On Thu, January 26, 2012 1:57 am, Keith J. Schultz wrote:
Hi Lee,
Am 25.01.2012 um 20:22 schrieb Lee Passey:
Depends on the file. XML files (XHTML, TEI, etc.) are guaranteed to be ASCII in their first line, and that first line declares the encoding, so no BOM is
Just to be picky. But, you err here. The above mentioned files are not guaranteed to be ASCII. only txt. Yet, as you state the first lines can contain encoding information.

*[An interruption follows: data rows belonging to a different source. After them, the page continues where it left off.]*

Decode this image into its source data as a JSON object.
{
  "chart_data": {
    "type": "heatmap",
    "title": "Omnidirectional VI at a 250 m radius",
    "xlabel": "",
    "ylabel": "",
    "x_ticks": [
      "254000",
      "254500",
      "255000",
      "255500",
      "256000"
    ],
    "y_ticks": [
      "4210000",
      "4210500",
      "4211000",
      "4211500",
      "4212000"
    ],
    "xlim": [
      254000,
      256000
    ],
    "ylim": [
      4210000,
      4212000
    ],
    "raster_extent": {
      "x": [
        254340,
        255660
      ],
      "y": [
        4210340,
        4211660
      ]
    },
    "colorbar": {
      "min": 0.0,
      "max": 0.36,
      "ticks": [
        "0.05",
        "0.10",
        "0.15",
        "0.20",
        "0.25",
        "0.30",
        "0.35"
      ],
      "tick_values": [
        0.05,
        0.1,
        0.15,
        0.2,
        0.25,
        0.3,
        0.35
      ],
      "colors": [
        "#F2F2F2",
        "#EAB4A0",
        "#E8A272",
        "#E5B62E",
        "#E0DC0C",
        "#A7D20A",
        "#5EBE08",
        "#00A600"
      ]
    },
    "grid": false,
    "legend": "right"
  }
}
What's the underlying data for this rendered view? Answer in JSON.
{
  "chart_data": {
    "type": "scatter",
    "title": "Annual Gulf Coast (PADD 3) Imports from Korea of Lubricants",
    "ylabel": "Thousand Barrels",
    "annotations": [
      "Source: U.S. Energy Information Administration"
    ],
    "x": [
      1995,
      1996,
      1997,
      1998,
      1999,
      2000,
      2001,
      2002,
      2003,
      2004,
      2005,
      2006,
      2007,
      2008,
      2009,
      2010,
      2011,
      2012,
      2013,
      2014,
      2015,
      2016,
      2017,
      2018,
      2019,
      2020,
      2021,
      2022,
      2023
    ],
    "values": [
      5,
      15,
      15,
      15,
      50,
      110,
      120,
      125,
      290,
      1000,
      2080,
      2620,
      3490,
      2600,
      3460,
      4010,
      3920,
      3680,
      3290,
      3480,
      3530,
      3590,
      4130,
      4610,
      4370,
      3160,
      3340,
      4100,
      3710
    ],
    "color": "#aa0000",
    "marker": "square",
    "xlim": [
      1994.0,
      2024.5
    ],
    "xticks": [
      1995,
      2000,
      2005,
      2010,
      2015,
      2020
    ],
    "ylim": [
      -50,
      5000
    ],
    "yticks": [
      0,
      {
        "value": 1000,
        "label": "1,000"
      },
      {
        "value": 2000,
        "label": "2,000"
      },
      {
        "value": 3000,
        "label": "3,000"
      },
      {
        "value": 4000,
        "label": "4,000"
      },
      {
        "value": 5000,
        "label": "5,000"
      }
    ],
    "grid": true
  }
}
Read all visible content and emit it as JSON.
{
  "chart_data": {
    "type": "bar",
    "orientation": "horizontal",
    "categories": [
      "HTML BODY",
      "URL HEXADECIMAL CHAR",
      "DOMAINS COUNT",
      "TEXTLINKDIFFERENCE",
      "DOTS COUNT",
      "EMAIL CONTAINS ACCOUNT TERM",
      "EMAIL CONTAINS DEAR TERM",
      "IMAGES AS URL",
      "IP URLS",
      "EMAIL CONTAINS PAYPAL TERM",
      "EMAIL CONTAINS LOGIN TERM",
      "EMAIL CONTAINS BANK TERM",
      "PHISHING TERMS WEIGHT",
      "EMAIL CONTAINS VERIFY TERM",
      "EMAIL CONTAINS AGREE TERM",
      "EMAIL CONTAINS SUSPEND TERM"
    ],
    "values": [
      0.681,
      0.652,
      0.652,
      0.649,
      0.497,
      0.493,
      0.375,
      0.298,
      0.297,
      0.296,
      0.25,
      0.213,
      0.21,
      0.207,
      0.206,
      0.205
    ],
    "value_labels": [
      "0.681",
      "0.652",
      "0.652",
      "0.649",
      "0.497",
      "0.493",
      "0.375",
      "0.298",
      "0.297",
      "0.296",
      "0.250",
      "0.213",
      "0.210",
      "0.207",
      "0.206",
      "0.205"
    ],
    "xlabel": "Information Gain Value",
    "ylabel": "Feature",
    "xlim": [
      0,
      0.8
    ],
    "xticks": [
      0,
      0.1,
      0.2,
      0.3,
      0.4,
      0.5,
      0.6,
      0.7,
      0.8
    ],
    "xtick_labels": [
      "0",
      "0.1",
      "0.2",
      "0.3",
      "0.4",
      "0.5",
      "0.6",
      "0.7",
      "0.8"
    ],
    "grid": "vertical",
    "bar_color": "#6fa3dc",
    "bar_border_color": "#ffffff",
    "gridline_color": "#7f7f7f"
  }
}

XML files are not guaranteed to be "txt." In fact, the term "txt" has virtually no meaning, so you can't say anything is guaranteed to be "txt" unless you first define the meaning of that term. It is true that XML files can be encoded using UTF-16, in which case the first line will /not/ be ASCII, and a BOM should be required (what's the default byte ordering of UTF-16 if there's no BOM, I wonder?) But if the file is not UTF-16 then at least the first line is guaranteed to be ASCII as it must be the "<!xml" signature, and that signature is only composed of ASCII characters. This is possible because ASCII, Latin-1, Windows 1252, and UTF-8 are all identical for values in the ASCII range. So if the first two bytes of an XML file are not a UTF-16 BOM, an automated process can safely read the first line of text and determine the encoding of the entire file from there.